Closed LTLA closed 6 years ago
Hi Aaron, I added support for FASTQ files with variable-length reads in Biostrings 2.47.10. Let me know if you run into problems. H.
Sweet, thanks Herve.
Ah - whoops - now that I actually check it, though, I get:
X <- readDNAStringSet("blah.fq", format="fastq")
X
## A DNAStringSet instance of length 2
## width seq names
## [1] 12 ACTAGCGACACT READ1
## [2] 7 CTAGACT READ2
... so the quality scores haven't been pulled in.
readDNAStringSet()
has been ignoring the qualities so far.
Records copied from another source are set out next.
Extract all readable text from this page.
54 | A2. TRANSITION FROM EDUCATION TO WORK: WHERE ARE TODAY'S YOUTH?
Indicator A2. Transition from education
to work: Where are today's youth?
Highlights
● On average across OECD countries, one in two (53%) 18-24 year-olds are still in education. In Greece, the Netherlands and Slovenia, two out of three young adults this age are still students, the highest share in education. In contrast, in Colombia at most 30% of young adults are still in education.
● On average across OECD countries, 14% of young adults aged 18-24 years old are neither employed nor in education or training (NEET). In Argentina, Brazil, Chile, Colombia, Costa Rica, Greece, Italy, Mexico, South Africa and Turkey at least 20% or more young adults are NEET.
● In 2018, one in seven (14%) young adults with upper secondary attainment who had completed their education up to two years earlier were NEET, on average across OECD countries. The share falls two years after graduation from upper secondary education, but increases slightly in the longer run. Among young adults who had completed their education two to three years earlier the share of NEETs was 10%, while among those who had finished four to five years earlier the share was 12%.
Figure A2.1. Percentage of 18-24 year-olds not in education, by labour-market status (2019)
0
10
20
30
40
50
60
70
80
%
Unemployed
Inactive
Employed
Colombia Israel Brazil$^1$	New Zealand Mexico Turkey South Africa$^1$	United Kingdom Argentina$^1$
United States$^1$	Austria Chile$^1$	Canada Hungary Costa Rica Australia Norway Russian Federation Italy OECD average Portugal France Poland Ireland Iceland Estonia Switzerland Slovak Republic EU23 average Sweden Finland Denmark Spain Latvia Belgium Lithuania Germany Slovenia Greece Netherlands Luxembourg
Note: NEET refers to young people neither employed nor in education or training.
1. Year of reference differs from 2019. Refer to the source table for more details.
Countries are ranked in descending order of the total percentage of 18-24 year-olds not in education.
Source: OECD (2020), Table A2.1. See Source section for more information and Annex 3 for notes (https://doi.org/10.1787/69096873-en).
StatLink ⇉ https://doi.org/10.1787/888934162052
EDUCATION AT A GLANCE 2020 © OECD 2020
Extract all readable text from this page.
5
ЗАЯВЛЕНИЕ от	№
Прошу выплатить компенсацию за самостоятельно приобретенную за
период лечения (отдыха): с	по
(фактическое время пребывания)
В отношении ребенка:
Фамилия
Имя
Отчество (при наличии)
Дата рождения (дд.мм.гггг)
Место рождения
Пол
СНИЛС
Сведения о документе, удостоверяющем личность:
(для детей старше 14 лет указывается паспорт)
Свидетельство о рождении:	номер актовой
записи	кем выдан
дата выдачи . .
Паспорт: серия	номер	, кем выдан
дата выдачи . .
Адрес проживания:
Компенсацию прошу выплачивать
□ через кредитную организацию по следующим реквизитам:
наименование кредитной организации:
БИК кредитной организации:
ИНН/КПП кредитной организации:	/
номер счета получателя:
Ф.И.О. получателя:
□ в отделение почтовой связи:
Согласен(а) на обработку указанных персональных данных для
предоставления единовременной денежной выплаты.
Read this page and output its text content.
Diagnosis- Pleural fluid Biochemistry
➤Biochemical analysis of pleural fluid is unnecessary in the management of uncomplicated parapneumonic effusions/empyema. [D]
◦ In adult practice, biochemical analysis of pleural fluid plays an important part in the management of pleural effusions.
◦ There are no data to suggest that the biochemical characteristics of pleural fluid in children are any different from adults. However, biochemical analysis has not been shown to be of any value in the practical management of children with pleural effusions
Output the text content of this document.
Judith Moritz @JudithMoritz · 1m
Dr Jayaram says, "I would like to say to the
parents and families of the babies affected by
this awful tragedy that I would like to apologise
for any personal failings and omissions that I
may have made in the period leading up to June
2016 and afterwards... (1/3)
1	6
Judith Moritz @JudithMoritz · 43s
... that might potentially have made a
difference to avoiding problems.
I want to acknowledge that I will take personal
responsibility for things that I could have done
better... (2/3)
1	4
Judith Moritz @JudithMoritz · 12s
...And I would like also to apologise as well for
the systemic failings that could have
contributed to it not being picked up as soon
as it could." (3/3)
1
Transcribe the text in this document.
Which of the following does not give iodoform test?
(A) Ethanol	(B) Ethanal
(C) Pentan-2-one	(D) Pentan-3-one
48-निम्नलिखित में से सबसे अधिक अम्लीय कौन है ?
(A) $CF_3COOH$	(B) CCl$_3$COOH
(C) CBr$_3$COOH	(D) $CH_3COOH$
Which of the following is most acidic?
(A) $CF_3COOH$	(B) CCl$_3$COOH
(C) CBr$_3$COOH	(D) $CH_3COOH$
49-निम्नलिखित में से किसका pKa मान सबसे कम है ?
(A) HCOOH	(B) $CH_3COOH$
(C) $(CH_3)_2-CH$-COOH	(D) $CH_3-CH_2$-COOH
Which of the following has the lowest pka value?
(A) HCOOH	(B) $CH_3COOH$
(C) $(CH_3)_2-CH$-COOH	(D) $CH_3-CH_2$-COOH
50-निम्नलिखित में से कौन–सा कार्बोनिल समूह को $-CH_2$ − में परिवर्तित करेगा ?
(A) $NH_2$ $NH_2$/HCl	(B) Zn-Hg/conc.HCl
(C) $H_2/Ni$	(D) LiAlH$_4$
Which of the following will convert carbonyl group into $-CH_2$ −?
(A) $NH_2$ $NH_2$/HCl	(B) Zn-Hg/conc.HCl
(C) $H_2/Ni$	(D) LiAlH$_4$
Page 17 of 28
I'm currently working on changing this (as requested a long time ago by Erik Wright, the author of the DECIPHER package, but I never really had the time to get to this).
Hi Aaron @LTLA ,
This is now in Biostrings 2.47.11: https://github.com/Bioconductor/Biostrings/commit/9452ca25cd14af6ab8c5b520b74d0f7f6ba6d070
See also ?readDNAStringSet
.
H.
Hm. I'm still getting this with 2.47.11, using the blah.fq
example in the original post:
readDNAStringSet("blah.fq", format="fastq", with.qualities=TRUE)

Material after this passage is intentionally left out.